With a gaudy 15ft illuminated spinning wheel festooned with song titles, a glamorous female assistant and an even more glamorous go-go dancer in a "cage," this was a considerably more upbeat, outgoing Elvis than before.
With a huge back catalogue – and a two-hour-and-40-minute running time with no interval – the night's big gimmick was dragging (mainly female) audience members up on stage to spin the wheel and "choose" the next song.
With The Imposters on blazing form (Nieve's keys, Pete Thomas's drums and Costello's own guitar work were especially impressive), highlights included "Beyond Belief," "Shabby Doll," "I Want You," "Watching The Detectives," "Everyday I Write The Book" and, powering towards the end, no-holds-barred, rocket-fuelled takes on "(I Don't Want To Go To) Chelsea," "Pump It Up" and "(What's So Funny 'Bout) Peace, Love and Understanding."

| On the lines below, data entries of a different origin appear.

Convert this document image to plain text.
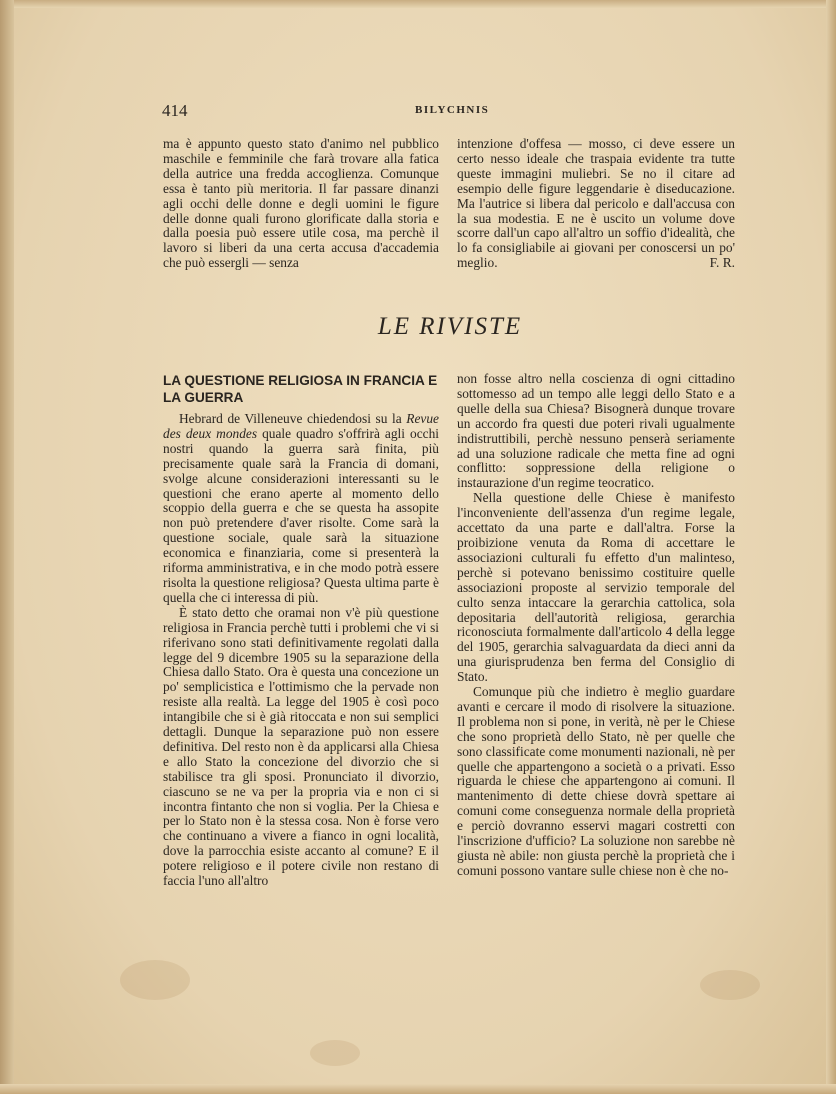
414	BILYCHNIS

ma è appunto questo stato d'animo nel pubblico maschile e femminile che farà trovare alla fatica della autrice una fredda accoglienza. Comunque essa è tanto più meritoria. Il far passare dinanzi agli occhi delle donne e degli uomini le figure delle donne quali furono glorificate dalla storia e dalla poesia può essere utile cosa, ma perchè il lavoro si liberi da una certa accusa d'accademia che può essergli — senza

intenzione d'offesa — mosso, ci deve essere un certo nesso ideale che traspaia evidente tra tutte queste immagini muliebri. Se no il citare ad esempio delle figure leggendarie è diseducazione. Ma l'autrice si libera dal pericolo e dall'accusa con la sua modestia. E ne è uscito un volume dove scorre dall'un capo all'altro un soffio d'idealità, che lo fa consigliabile ai giovani per conoscersi un po' meglio.	F. R.
LE RIVISTE
LA QUESTIONE RELIGIOSA IN FRANCIA E LA GUERRA

Hebrard de Villeneuve chiedendosi su la Revue des deux mondes quale quadro s'offrirà agli occhi nostri quando la guerra sarà finita, più precisamente quale sarà la Francia di domani, svolge alcune considerazioni interessanti su le questioni che erano aperte al momento dello scoppio della guerra e che se questa ha assopite non può pretendere d'aver risolte. Come sarà la questione sociale, quale sarà la situazione economica e finanziaria, come si presenterà la riforma amministrativa, e in che modo potrà essere risolta la questione religiosa? Questa ultima parte è quella che ci interessa di più.

È stato detto che oramai non v'è più questione religiosa in Francia perchè tutti i problemi che vi si riferivano sono stati definitivamente regolati dalla legge del 9 dicembre 1905 su la separazione della Chiesa dallo Stato. Ora è questa una concezione un po' semplicistica e l'ottimismo che la pervade non resiste alla realtà. La legge del 1905 è così poco intangibile che si è già ritoccata e non sui semplici dettagli. Dunque la separazione può non essere definitiva. Del resto non è da applicarsi alla Chiesa e allo Stato la concezione del divorzio che si stabilisce tra gli sposi. Pronunciato il divorzio, ciascuno se ne va per la propria via e non ci si incontra fintanto che non si voglia. Per la Chiesa e per lo Stato non è la stessa cosa. Non è forse vero che continuano a vivere a fianco in ogni località, dove la parrocchia esiste accanto al comune? E il potere religioso e il potere civile non restano di faccia l'uno all'altro

non fosse altro nella coscienza di ogni cittadino sottomesso ad un tempo alle leggi dello Stato e a quelle della sua Chiesa? Bisognerà dunque trovare un accordo fra questi due poteri rivali ugualmente indistruttibili, perchè nessuno penserà seriamente ad una soluzione radicale che metta fine ad ogni conflitto: soppressione della religione o instaurazione d'un regime teocratico.

Nella questione delle Chiese è manifesto l'inconveniente dell'assenza d'un regime legale, accettato da una parte e dall'altra. Forse la proibizione venuta da Roma di accettare le associazioni culturali fu effetto d'un malinteso, perchè si potevano benissimo costituire quelle associazioni proposte al servizio temporale del culto senza intaccare la gerarchia cattolica, sola depositaria dell'autorità religiosa, gerarchia riconosciuta formalmente dall'articolo 4 della legge del 1905, gerarchia salvaguardata da dieci anni da una giurisprudenza ben ferma del Consiglio di Stato.

Comunque più che indietro è meglio guardare avanti e cercare il modo di risolvere la situazione. Il problema non si pone, in verità, nè per le Chiese che sono proprietà dello Stato, nè per quelle che sono classificate come monumenti nazionali, nè per quelle che appartengono a società o a privati. Esso riguarda le chiese che appartengono ai comuni. Il mantenimento di dette chiese dovrà spettare ai comuni come conseguenza normale della proprietà e perciò dovranno esservi magari costretti con l'inscrizione d'ufficio? La soluzione non sarebbe nè giusta nè abile: non giusta perchè la proprietà che i comuni possono vantare sulle chiese non è che no-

There was also some sharp wit as Elvis, with top hat and cane, prowled the stage as host Napoleon Dynamite.
Occasionally the mix was foggy but the music's power overcame it. And the true peaks were the quieter, more intense moments, ranging from a delicate "Alison" to Costello's seething political rage on the oddly-still-topical "Shipbuilding" and "Tramp The Dirt Down."
The wheel was truly on fire. And so was the show.